At multiple times during the trial, however, the prosecution pointed to suspiciously timed phone calls, right before or after Stone discussed WikiLeaks with Gates, Manafort, or Jerome Corsi. Only Stone or Trump can tell us what happened between the two men, what Trump’s actual role in maximizing the degree to which his campaign benefitted from Russia’s theft of his opponent’s email.
Immediately after the trial, Stone made an intense effort to get Trump to pardon him, with his wife Nydia appearing on Tucker Carlson’s show to ask directly and a man with a vuvuzela inside the White House calling for a pardon gates.
Since that time, Stone was silent, until the time that the Probation Office provided the sentencing range for the crimes that was built in to the way that Mueller charged this just over a year ago. That is, by charging Stone with witness tampering, Mueller built in the possibility that Stone would be facing the steep sentence recommended yesterday. And that steep sentence may have been envisioned not as the sum of what Stone’s actual actions entailed — certainly every single warrant save the last four showed probable cause that Stone had done far more, but rather as leverage to get Stone to tell what he knows about Trump’s involvement in all this.

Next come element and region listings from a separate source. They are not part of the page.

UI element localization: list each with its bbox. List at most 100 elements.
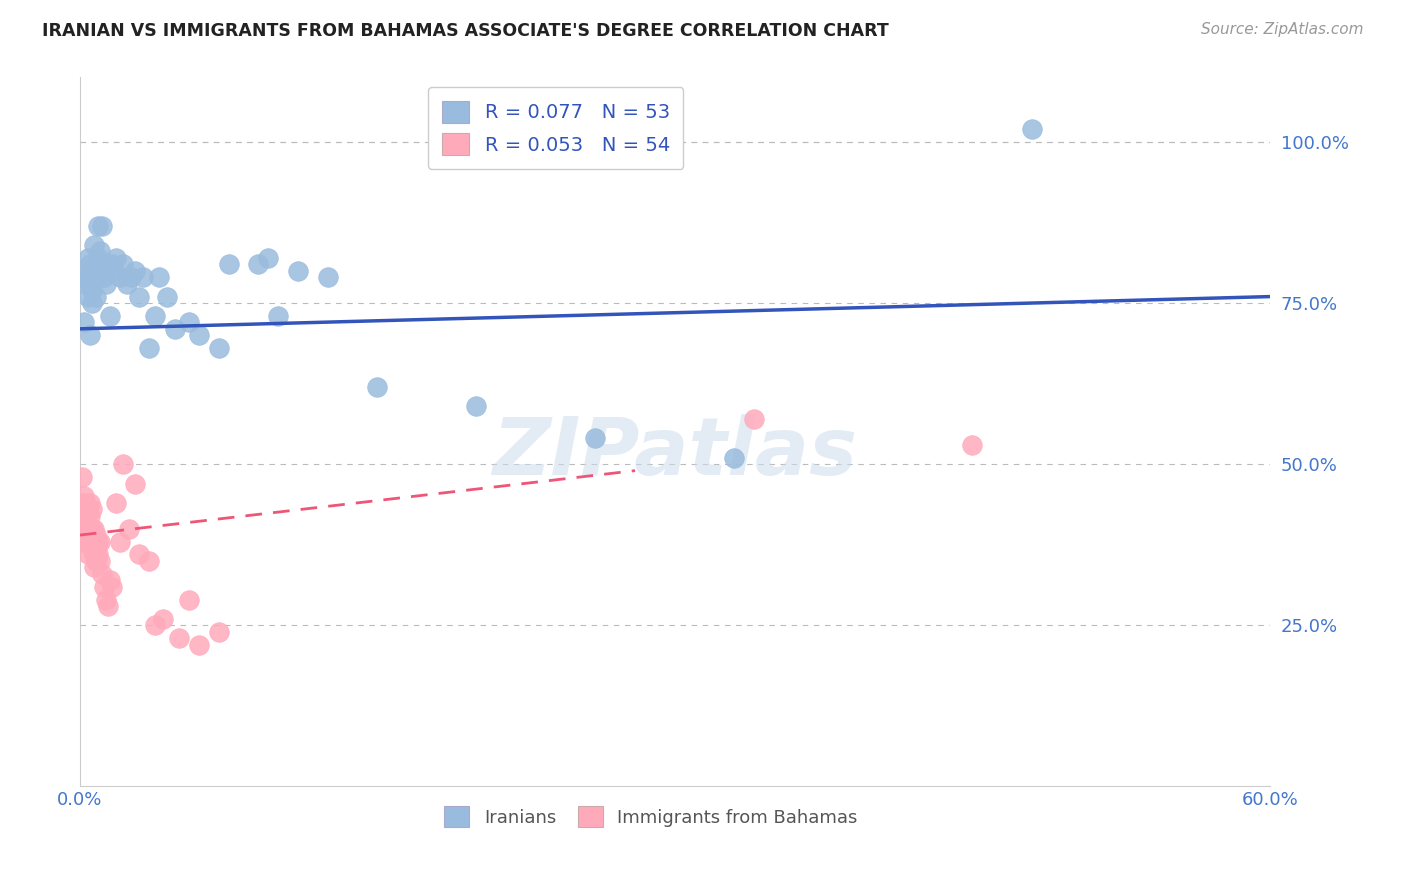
- Legend: Iranians, Immigrants from Bahamas: Iranians, Immigrants from Bahamas: [437, 799, 865, 834]
- Point: [90, 219, 112, 233]
- Point: [76, 290, 98, 304]
- Point: [86, 548, 108, 562]
- Point: [76, 548, 98, 562]
- Point: [90, 566, 112, 581]
- Point: [75, 264, 97, 278]
- Point: [75, 528, 97, 542]
- Point: [75, 277, 97, 291]
- Point: [80, 522, 103, 536]
- Point: [86, 251, 108, 265]
- Point: [104, 251, 127, 265]
- Point: [73, 534, 96, 549]
- Point: [208, 624, 231, 639]
- Point: [960, 438, 983, 452]
- Point: [98, 309, 121, 323]
- Point: [103, 264, 125, 278]
- Point: [76, 528, 98, 542]
- Point: [80, 283, 103, 297]
- Point: [316, 270, 339, 285]
- Point: [723, 450, 745, 465]
- Point: [143, 618, 166, 632]
- Point: [742, 412, 765, 426]
- Point: [83, 534, 105, 549]
- Point: [128, 290, 150, 304]
- Point: [112, 457, 135, 471]
- Point: [366, 380, 388, 394]
- Point: [70, 496, 93, 510]
- Point: [76, 502, 98, 516]
- Point: [83, 548, 105, 562]
- Point: [86, 534, 108, 549]
- Point: [93, 580, 115, 594]
- Point: [94, 277, 117, 291]
- Point: [75, 508, 97, 523]
- Point: [89, 257, 111, 271]
- Point: [218, 257, 240, 271]
- Point: [165, 322, 187, 336]
- Point: [98, 573, 121, 587]
- Point: [94, 592, 117, 607]
- Point: [100, 580, 122, 594]
- Text: IRANIAN VS IMMIGRANTS FROM BAHAMAS ASSOCIATE'S DEGREE CORRELATION CHART: IRANIAN VS IMMIGRANTS FROM BAHAMAS ASSOC…: [42, 22, 889, 40]
- Point: [73, 508, 96, 523]
- Point: [80, 296, 103, 310]
- Point: [97, 257, 120, 271]
- Point: [117, 277, 139, 291]
- Point: [108, 270, 131, 285]
- Point: [76, 522, 98, 536]
- Point: [89, 554, 111, 568]
- Text: ZIPatlas: ZIPatlas: [492, 414, 858, 492]
- Point: [120, 270, 142, 285]
- Point: [83, 560, 105, 574]
- Point: [465, 399, 488, 413]
- Point: [187, 638, 209, 652]
- Point: [93, 270, 115, 285]
- Point: [80, 534, 103, 549]
- Point: [287, 264, 309, 278]
- Point: [73, 490, 96, 504]
- Point: [84, 541, 107, 555]
- Point: [247, 257, 270, 271]
- Point: [208, 341, 231, 355]
- Point: [84, 528, 107, 542]
- Point: [84, 290, 107, 304]
- Point: [124, 264, 146, 278]
- Point: [89, 534, 111, 549]
- Point: [138, 341, 160, 355]
- Point: [79, 328, 101, 343]
- Point: [79, 534, 101, 549]
- Point: [83, 264, 105, 278]
- Point: [76, 270, 98, 285]
- Point: [75, 496, 97, 510]
- Point: [97, 599, 120, 613]
- Point: [86, 219, 108, 233]
- Point: [100, 257, 122, 271]
- Point: [80, 534, 103, 549]
- Point: [132, 270, 155, 285]
- Point: [84, 554, 107, 568]
- Point: [187, 328, 209, 343]
- Point: [177, 592, 200, 607]
- Point: [167, 632, 190, 646]
- Point: [112, 257, 135, 271]
- Point: [76, 251, 98, 265]
- Text: Source: ZipAtlas.com: Source: ZipAtlas.com: [1201, 22, 1364, 37]
- Point: [143, 309, 166, 323]
- Point: [83, 522, 105, 536]
- Point: [156, 290, 179, 304]
- Point: [118, 522, 141, 536]
- Point: [79, 277, 101, 291]
- Point: [89, 244, 111, 259]
- Point: [128, 548, 150, 562]
- Point: [79, 257, 101, 271]
- Point: [83, 238, 105, 252]
- Point: [80, 502, 103, 516]
- Point: [73, 315, 96, 329]
- Point: [257, 251, 280, 265]
- Point: [80, 541, 103, 555]
- Point: [70, 470, 93, 484]
- Point: [108, 534, 131, 549]
- Point: [148, 270, 170, 285]
- Point: [79, 508, 101, 523]
- Point: [84, 270, 107, 285]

Bill Barr was brought in as AG to bury abundant evidence that Trump was personally involved in efforts to maximize the Russian operation, to deny all the ways that Trump did cheat to win. From his initial misleading claims in the wake of the report’s release, he was always suppressing the centrality of Roger Stone in all this.
So it’s fairly safe to conclude that DOJ’s reversal today is not just an effort to prevent a rich white man, Roger Stone, from facing the full consequences of his actions, but to prevent voters from learning what another rich white man did to cheat to get elected.
Yes, ultimately Trump will commute what is left of Roger Stone’s sentence, probably on November 4, just like he fired Jeff Sessions the day after the 2018 election. But I suspect that Roger Stone, rightly, isn’t going to leave anything to chance. And so neither can Bill Barr.
And some in Trumpland are saying that Dear Leader will pardon Stone even earlier, as soon as he is sentenced.
Democrats were quick to respond:
Schumer calls for IG probe into DOJ overruling prosecutors to give Roger Stone lighter sentence. Nadler says his panel will “get to the bottom” of it. Schiff says Trump administration represents “the gravest threat” to rule of law “in a generation.” McConnell declines to comment— Manu Raju (@mkraju) February 11, 2020
We'll see. The one thing that isn't in doubt is the obvious interference in Stone's case by the Trump regime, but that no longer matters in America, does it?